Zur Klärung dieser Streitfragen wurden vor Gericht auch auf die streitgegenständlichen Verträge zurückgegriffen: Auch dort wurde schriftlich dargelegt, dass der Arbeitnehmer nicht der Anspruchsberechtigte ist. Ein Bezugsrecht war nicht vereinbart worden.

 

Vertraglich wurde zudem eine Abtretung der Rechte aus dem Vertrag an den Arbeitnehmer ebenso wie eine Klageführung ausgeschlossen.

 

 

Die Entscheidung


  1. Unter Berücksichtigung der Ausgangslage, Hintergründe, eben genannten Streitpunkte und vertraglichen Bedingungen sprach das Gericht dem klagenden Arbeitnehmer, der die Berufsunfähigkeit erlitt, kein Recht zu. Er ist nach Ansicht der Richter nicht befugt, finanzielle Leistungsansprüche gegen den Versicherer geltend zu machen.

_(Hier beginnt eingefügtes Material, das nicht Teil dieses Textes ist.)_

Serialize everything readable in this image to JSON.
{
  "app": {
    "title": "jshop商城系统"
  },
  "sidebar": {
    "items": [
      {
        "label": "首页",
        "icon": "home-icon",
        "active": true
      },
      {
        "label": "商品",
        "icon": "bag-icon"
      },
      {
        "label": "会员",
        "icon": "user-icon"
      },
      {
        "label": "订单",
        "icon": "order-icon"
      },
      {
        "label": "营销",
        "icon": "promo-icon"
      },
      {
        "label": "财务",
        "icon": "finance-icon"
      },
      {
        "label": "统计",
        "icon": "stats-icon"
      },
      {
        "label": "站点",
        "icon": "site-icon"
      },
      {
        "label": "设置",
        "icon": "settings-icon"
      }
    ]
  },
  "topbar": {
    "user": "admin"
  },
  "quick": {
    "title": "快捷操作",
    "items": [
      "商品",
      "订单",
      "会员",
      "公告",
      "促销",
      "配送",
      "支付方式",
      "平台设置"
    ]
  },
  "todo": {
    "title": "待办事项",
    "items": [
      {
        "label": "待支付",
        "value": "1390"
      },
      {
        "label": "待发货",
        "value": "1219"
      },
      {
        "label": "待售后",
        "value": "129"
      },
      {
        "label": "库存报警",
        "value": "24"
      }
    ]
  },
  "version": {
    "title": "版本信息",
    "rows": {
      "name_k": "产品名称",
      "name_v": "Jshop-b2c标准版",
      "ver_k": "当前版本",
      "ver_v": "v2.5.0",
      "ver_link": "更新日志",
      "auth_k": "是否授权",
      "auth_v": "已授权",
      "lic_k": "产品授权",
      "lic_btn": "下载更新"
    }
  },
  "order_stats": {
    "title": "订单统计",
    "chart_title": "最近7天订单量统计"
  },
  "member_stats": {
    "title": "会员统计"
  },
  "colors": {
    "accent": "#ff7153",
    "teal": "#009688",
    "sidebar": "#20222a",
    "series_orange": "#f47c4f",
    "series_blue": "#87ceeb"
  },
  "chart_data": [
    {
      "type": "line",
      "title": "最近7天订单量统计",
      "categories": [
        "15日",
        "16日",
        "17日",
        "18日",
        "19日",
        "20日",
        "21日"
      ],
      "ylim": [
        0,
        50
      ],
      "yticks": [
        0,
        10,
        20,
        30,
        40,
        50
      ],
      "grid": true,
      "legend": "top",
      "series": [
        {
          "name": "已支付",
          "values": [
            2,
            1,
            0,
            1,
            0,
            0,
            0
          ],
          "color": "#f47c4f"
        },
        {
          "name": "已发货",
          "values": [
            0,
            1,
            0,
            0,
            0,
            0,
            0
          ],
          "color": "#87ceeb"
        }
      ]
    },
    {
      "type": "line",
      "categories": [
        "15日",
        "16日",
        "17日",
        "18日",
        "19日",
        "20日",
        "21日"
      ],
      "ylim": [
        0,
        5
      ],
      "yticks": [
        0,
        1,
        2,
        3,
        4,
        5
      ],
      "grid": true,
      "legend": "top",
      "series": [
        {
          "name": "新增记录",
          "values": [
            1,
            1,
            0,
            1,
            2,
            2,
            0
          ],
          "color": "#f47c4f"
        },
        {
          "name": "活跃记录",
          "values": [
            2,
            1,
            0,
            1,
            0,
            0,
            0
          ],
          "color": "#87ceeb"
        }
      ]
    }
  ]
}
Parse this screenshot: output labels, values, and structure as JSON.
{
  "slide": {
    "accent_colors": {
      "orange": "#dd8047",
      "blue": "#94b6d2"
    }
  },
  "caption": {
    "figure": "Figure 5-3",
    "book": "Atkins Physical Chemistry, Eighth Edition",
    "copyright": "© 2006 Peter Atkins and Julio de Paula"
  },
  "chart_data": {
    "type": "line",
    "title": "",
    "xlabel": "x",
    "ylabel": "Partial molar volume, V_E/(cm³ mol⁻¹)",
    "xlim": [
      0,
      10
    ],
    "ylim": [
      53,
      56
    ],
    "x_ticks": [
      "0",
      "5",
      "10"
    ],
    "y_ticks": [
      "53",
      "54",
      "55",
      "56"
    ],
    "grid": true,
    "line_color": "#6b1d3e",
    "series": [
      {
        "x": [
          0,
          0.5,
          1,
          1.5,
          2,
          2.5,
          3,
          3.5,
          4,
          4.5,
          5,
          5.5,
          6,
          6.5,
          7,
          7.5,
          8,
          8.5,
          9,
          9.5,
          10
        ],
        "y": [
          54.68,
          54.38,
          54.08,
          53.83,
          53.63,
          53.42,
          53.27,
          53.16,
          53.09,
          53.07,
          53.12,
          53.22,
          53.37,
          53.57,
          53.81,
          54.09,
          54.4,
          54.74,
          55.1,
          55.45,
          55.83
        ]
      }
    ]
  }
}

  2. Der Arbeitnehmer sei zu keinem Zeitpunkt direkter Vertragspartner der Versicherung gewesen und habe auch zu keinem Zeitpunkt eine Ermächtigung von der Unterstützungskasse zur Prozessführung erhalten. Da die Rückdeckungsversicherung, um die es hier ging, lediglich ein Finanzierungsinstrument für die Unterstützungskasse ist, ergeben sich aus eben dieser Versicherung auch keine Ansprüche aus einer Versicherung “auf fremde Rechnung”.

  3. Das Gericht gestand dem Kläger und Arbeitnehmer zu, dass er durch seine erlittene Berufsunfähigkeit tatsächlich zu einem wirtschaftlichen Schaden gekommen und damit wirtschaftlich direkt betroffen ist. Die entgegenstehende vertragliche Konstruktion, die der Absicherung gegenüber der Berufsunfähigkeit in diesem Fall zu Grunde lag, ließ aber keine andere Entscheidung zu.

  4. Der Arbeitnehmer müsste seine Ansprüche also gegen die Unterstützungskasse, aber nicht gegen den Versicherer richten. Der Versicherer für die Rückdeckungsversicherung tritt lediglich gegenüber der Unterstützungskasse in Haftung, nicht aber in zweiter Reihe gegenüber dem betroffenen Arbeitnehmer. Das Urteil unterstreicht einmal mehr die Bedeutung der jeweiligen vertraglichen Konstruktion, wenn es um eine betriebliche Altersvorsorge und die darin involvierten Parteien geht.